Thirty-nine Yale students sat huddled over tofu scrambles and bagels, poring over conference schedules. It was the first morning of the Net Impact Conference this November in Seattle, and my classmates and I were making our final decisions about which panels and workshops to attend. I had circled all of the panels related to apparel, food and beverage, and social responsibility. I then scanned my friends’ marked-up schedules, and was struck by the fact that no two schedules looked alike.
The Net Impact Conference offered a unique opportunity for each of my classmates. Some had come to Seattle for the opportunity to widen the scope of their social impact knowledge, while others hoped to hone their focus down to one or two fields. Some sought out workshops and opportunities to engage with MBA candidates and professionals, while others preferred panels and the access to thought leaders. Regardless of each person’s priority, this setting allowed the exposure, networking, and skill-building to “power up”: to gain some new ability or benefit which could immediately reinvigorate their academic and professional experience.
For me, the greatest benefit was a renewed confidence about the path I have embarked on. I worked briefly in social responsibility before coming to SOM, but had never formally recruited for such positions. Thus, I was unsure how my “elevator pitch” would be received. By being able to speak with10 or 12 different recruiters at the job fair, I recognized which aspects of my past experience resonated with them. One recruiter was fascinated by how some classmates and I have started a new Sustainability Working Group at SOM, and this story helped me demonstrate what our mission of being leaders for business and society means to me. This conversation eventually culminated in an interview the next day with a leading healthcare company.

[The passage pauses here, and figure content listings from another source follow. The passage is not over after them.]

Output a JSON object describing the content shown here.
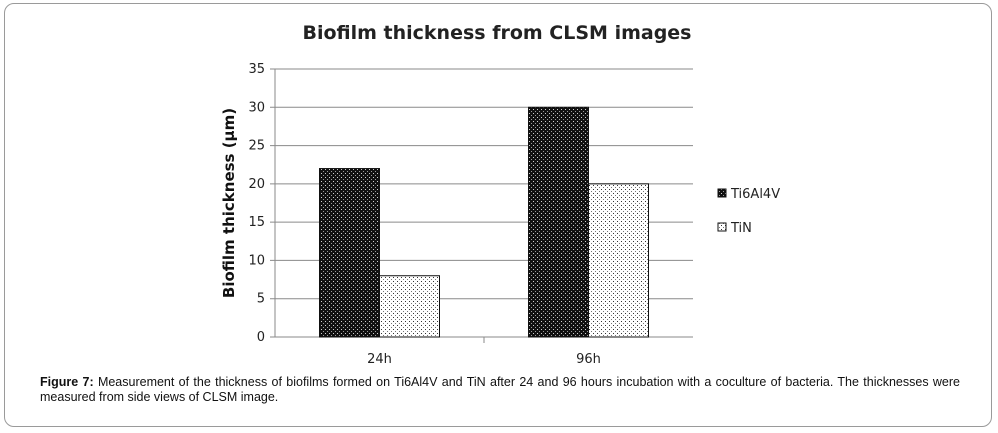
{
  "chart_data": {
    "type": "bar",
    "title": "Biofilm thickness from CLSM images",
    "ylabel": "Biofilm thickness (µm)",
    "xlabel": "",
    "categories": [
      "24h",
      "96h"
    ],
    "series": [
      {
        "name": "Ti6Al4V",
        "values": [
          22,
          30
        ],
        "pattern": "dense-dark"
      },
      {
        "name": "TiN",
        "values": [
          8,
          20
        ],
        "pattern": "sparse-dots"
      }
    ],
    "ylim": [
      0,
      35
    ],
    "yticks": [
      0,
      5,
      10,
      15,
      20,
      25,
      30,
      35
    ],
    "grid": "horizontal",
    "legend": "right"
  },
  "caption": {
    "label": "Figure 7:",
    "text": " Measurement of the thickness of biofilms formed on Ti6Al4V and TiN after 24 and 96 hours incubation with a coculture of bacteria. The thicknesses were measured from side views of CLSM image."
  }
}
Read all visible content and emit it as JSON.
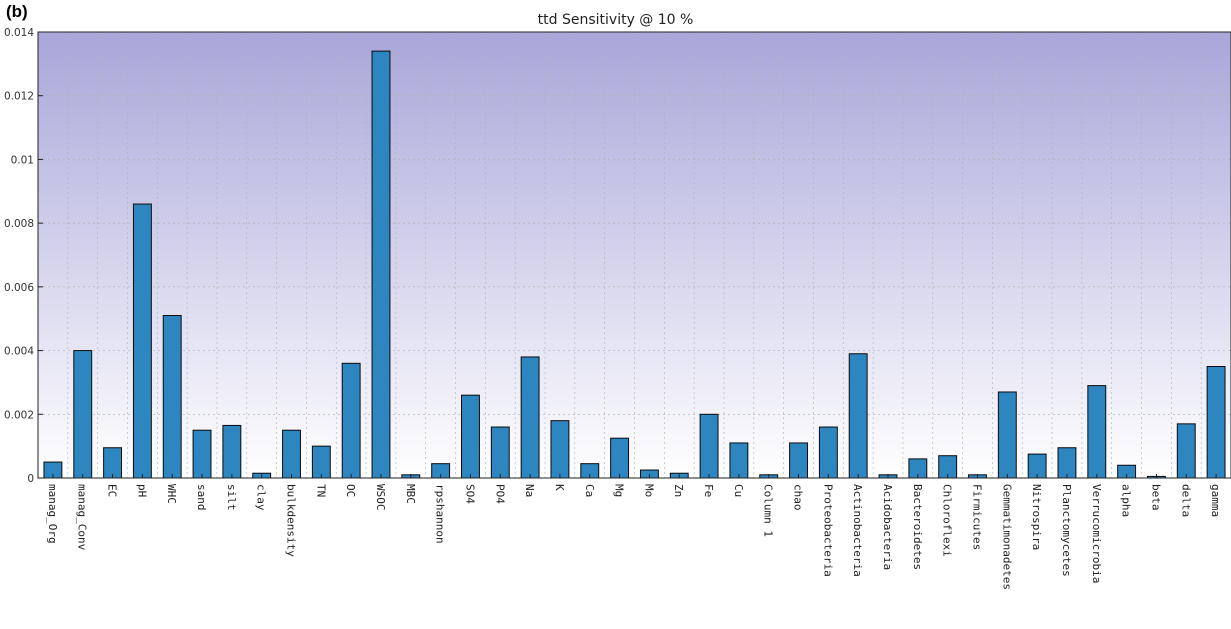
{
  "panel_label": "(b)",
  "chart_data": {
    "type": "bar",
    "title": "ttd Sensitivity @ 10 %",
    "xlabel": "",
    "ylabel": "",
    "ylim": [
      0,
      0.014
    ],
    "yticks": [
      0,
      0.002,
      0.004,
      0.006,
      0.008,
      0.01,
      0.012,
      0.014
    ],
    "ytick_labels": [
      "0",
      "0.002",
      "0.004",
      "0.006",
      "0.008",
      "0.01",
      "0.012",
      "0.014"
    ],
    "grid": true,
    "categories": [
      "manag_Org",
      "manag_Conv",
      "EC",
      "pH",
      "WHC",
      "sand",
      "silt",
      "clay",
      "bulkdensity",
      "TN",
      "OC",
      "WSOC",
      "MBC",
      "rpshannon",
      "SO4",
      "PO4",
      "Na",
      "K",
      "Ca",
      "Mg",
      "Mo",
      "Zn",
      "Fe",
      "Cu",
      "Column 1",
      "chao",
      "Proteobacteria",
      "Actinobacteria",
      "Acidobacteria",
      "Bacteroidetes",
      "Chloroflexi",
      "Firmicutes",
      "Gemmatimonadetes",
      "Nitrospira",
      "Planctomycetes",
      "Verrucomicrobia",
      "alpha",
      "beta",
      "delta",
      "gamma"
    ],
    "values": [
      0.0005,
      0.004,
      0.00095,
      0.0086,
      0.0051,
      0.0015,
      0.00165,
      0.00015,
      0.0015,
      0.001,
      0.0036,
      0.0134,
      0.0001,
      0.00045,
      0.0026,
      0.0016,
      0.0038,
      0.0018,
      0.00045,
      0.00125,
      0.00025,
      0.00015,
      0.002,
      0.0011,
      0.0001,
      0.0011,
      0.0016,
      0.0039,
      0.0001,
      0.0006,
      0.0007,
      0.0001,
      0.0027,
      0.00075,
      0.00095,
      0.0029,
      0.0004,
      5e-05,
      0.0017,
      0.0035
    ],
    "colors": {
      "bar": "#2e86c1",
      "bar_edge": "#0b0b0b",
      "background_top": "#a9a6d9",
      "background_bottom": "#ffffff",
      "grid": "#b0b0b0"
    }
  }
}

For each of my classmates, this moment was different, and that multitude of experiences captures the value of this conference. It was a particular treat to have breakfast with Seth Goldman, an SOM alum who is deeply involved with Net Impact and, along with SOM professor Barry Nalebuff, provides the financial support that makes attending the conference possible for so many of us. Seth’s new work on meat substitutes was a great case for students interested in agriculture and sustainability, and his path modeled how impact-minded MBAs can leverage their skills in food and beverage. Others were blown away by Chelsea Clinton’s keynote address, and found her articulation of global health matters to perfectly capture their own motivation for dedicating their lives to health and global social enterprises.
Great conferences always have actionables. Beyond the motivating “go-forth” messages from speakers like Clinton and REI CEO Jerry Stritzke, I appreciated the opportunity to look back. Over one weekend in November I had seen how my recent courses in microeconomics and accounting deepened my understanding of social impact issues; I had connected with second-year students with similar passions whom I had not yet met at SOM; I had reaffirmed my passion for the work I was pursuing. I was just one part of this wave, 39 students feeling powered up and ready to go forth.